Other gain on investments was $259 million for the year ended December 31, 2011, compared to $502 million in 2010. The decrease was
primarily due to lower realized investment gains on our Insurance operations investment portfolio.
Other income, net of losses, increased 48% for the year ended December 31, 2011, compared to 2010. The increase during 2011 was
primarily due to the positive impact of a $121 million gain on the early settlement of a loss holdback provision related to certain historical
automotive whole-loan forward flow agreements and a favorable change in the fair value option election adjustment.
The provision for loan losses was $188 million for the year ended December 31, 2011, compared to $357 million in 2010. The decrease
during 2011 reflected improved credit quality of the overall portfolio as a result of the decision to curtail nonprime lending in 2009 and the
continued runoff and improved loss performance of our Nuvell nonprime automotive financing portfolio.

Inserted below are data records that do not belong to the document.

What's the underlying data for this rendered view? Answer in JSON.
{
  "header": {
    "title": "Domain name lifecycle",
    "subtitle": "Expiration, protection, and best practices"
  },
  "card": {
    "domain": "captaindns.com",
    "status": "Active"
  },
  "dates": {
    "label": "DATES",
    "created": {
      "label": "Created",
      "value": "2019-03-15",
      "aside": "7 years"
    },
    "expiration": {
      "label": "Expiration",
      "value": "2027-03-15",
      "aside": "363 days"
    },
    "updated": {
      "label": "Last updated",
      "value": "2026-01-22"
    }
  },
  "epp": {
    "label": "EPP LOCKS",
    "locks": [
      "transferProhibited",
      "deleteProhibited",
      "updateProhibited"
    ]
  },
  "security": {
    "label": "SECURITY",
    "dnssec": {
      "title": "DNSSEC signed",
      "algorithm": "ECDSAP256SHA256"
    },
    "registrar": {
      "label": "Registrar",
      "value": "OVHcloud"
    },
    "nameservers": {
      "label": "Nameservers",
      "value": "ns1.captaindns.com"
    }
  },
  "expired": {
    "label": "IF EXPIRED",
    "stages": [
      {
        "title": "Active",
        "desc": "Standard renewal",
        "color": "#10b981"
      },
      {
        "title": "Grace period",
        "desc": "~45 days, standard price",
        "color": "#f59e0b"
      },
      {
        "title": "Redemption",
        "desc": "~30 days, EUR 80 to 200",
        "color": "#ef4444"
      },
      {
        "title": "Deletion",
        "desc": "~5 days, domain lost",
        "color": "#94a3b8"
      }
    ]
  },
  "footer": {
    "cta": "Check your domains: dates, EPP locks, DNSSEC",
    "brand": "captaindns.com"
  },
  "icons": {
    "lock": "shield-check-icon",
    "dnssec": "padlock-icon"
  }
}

Insurance losses and loss adjustment expenses decreased 12% for the year ended December 31, 2011, compared to 2010. The decrease
was primarily due to lower frequency and severity experienced in our U.S. vehicle service contract business and the sale of certain
international insurance operations during the fourth quarter of 2010, which was partially offset by higher weather-related losses in the United
States on our dealer inventory insurance products.
Other operating expenses decreased 5% for the year ended December 31, 2011, compared to 2010. The decrease was primarily related to
a decrease of $346 million in mortgage representation and warranty reserve expense, lower insurance commissions expense, and lower
vehicle remarketing and repossession expense. The decrease was partially offset by a $230 million expense related to penalties imposed by
certain regulators and other governmental agencies in connection with mortgage foreclosure-related matters.
We recognized consolidated income tax expense of $51 million for the year ended December 31, 2011, compared to $104 million in
2010. For those respective periods, we had a full valuation allowance against our domestic net deferred tax assets and certain international net
deferred tax assets. Accordingly, tax expense was driven by U.S. state income taxes in states where profitable subsidiaries are required to file
separately from other loss companies in the group or where the use of prior losses is restricted, and foreign income taxes on pretax profits
within foreign jurisdictions. The decrease in income tax expense for 2011, compared to 2010, was driven by increased foreign pretax losses.